In many ways, this attempt to deny African-American students access to higher education validates a long-held suspicion that whites seek a monopoly over every American resource. Consider for a moment the frequent refrain from whites that it is the cavernous educational achievement gap that is the catalyst behind racial disparities. This relatively straightforward argument blames Black America for its impoverished position. According to whites, if only blacks would alter their priorities and place their emphasis on education over rap music, literature or gold teeth, and marriage over producing children out of wedlock they would be saved. I am quite certain that many a white political pundit has mused if blacks would focus their attention on education, the poverty that has ridden them as a biblical curse would expire.
Consider for a moment the following quotes from white powerbrokers regarding the ultimate utility of education.
- Education makes a people easy to lead, but difficult to drive: easy to govern, but impossible to enslave.
- It is in fact a part of the function of education to help us escape, not from our own time — for we are bound by that — but from the intellectual and emotional limitations of our time.
- What sculpture is to a block of marble, education is to the human soul.
- Education is the ability to listen to almost anything without losing your temper or your self-confidence.
- Learning is not attained by chance, it must be sought for with ardor and attended to with diligence.
- What we have learned from others becomes our own reflection.
Ralph Waldo Emerson
The above quotes lead one to believe that Trump’s attack on Black America’s access to higher learning is borne of a dogged-determination to extend the ‘have not’ status of Black America well into the new millennium. In fact, it is not unreasonable to believe that when judged by history that the Trump administrations most crowning achievement may be the lengths that it went to protect the interests of whites.
I wonder, how will Black America respond to this blatant attack?
The disappointment surrounding the Trump administrations plan to begin “…litigation related to intentional race-based discrimination in college and university admissions” should be merely the sound before the organized political activism of astute and angered black populace.
Only time will tell if Black America has reached a level of political maturity that allows it to rally in a fight against a substantive political issue such as the Trump administration’s pending attack on Affirmative Action that far outweighs relatively trivial matters such as Umar Johnson’s proposed school.

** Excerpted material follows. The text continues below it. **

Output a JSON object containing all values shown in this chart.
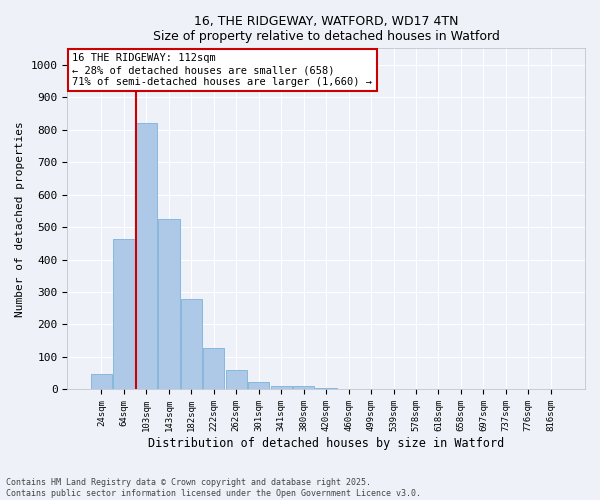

If history is any indicator, we should expect Black America to once again drop the ball by failing to arrive on the political battlefield with the seriousness this matter requires. Failure to organize our politico economic currency with the intention of confronting those entities that seek to obstruct traditional avenues of advancement will doom future generations of Black America. Most disappointing of all is the reality that we could prevent such events if we cared enough.